= Seal hunting in Namibia =

Seal culling in Namibia is a contentious issue, with animal rights groups opposing the practice as brutal, but the government supporting it and claiming the brown fur seal population may damage the fishing industry which is strategic to the Namibian economy. Seal harvesting in Namibia targets 80,000 seal pups and 6,000 adult bulls but few are actually harvested.

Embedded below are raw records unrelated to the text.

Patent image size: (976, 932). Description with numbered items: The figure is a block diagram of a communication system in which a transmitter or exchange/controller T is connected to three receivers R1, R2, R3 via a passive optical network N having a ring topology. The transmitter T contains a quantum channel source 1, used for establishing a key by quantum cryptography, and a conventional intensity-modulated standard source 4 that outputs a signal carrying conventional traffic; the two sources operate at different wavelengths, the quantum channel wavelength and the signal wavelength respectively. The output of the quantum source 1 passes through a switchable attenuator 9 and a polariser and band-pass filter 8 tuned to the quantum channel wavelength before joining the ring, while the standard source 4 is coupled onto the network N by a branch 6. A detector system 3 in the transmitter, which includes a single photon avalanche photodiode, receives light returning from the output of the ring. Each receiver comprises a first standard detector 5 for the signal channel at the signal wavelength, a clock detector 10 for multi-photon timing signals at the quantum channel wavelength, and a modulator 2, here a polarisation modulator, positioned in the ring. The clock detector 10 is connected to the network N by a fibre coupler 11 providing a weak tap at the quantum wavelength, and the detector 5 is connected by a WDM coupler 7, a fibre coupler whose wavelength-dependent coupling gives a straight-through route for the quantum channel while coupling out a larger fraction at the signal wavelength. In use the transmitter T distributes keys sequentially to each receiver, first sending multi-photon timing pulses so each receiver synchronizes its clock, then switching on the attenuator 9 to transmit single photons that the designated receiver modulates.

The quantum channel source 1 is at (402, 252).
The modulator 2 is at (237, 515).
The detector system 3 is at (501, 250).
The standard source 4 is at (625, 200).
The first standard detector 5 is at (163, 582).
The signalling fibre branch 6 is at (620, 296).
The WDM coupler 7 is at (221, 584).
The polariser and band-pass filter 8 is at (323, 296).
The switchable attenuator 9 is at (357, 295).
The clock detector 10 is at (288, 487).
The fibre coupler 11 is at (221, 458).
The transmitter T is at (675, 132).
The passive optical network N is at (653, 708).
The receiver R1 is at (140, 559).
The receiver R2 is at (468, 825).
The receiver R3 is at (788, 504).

This seal harvest takes place in three places: Cape Cross, Wolf Bay and Atlas Bay.

==Economic factors==
Seals feed upon fish, and it is alleged by those supporting the practice of seal culling, that the harvesting of seals is necessary for protecting the fish resources.

According to the Fisheries Ministry seal harvesting has attracted direct foreign investment, such as the Hatem Yavuz Group who specializes in the processing and export of seal skins. International scientists have researched the possibility of implants from seal tissue and the use of seal heart valves for human heart surgery.

From 2005 to 2015, Namibia has exported nearly 400,000 seal skins. Along with Canada and Greenland, Namibia is one of the last places where seals are hunted for commercial purposes. The country has set an annual hunt quota of 80,000 Cape fur seal pups and 6,000 bulls. According to The Namibian, Namibia's Ministry of Fisheries and Marine Resources has approved for this quota to be harvested during July 2023.

==Criticism==
Namibia is the only country in the Southern hemisphere where seal harvesting is still practiced and has attracted criticism from animal rights groups. The legality of seal harvesting is put to question. Rules and regulations governing seal harvesting are not adhered to and currently the office of the Ombudsman in Namibia is carrying out investigations to that effect.

Critics also note that the profits from seal hunting are small compared to those of other Namibian industries, with seal watching bringing in more than seal harvesting does.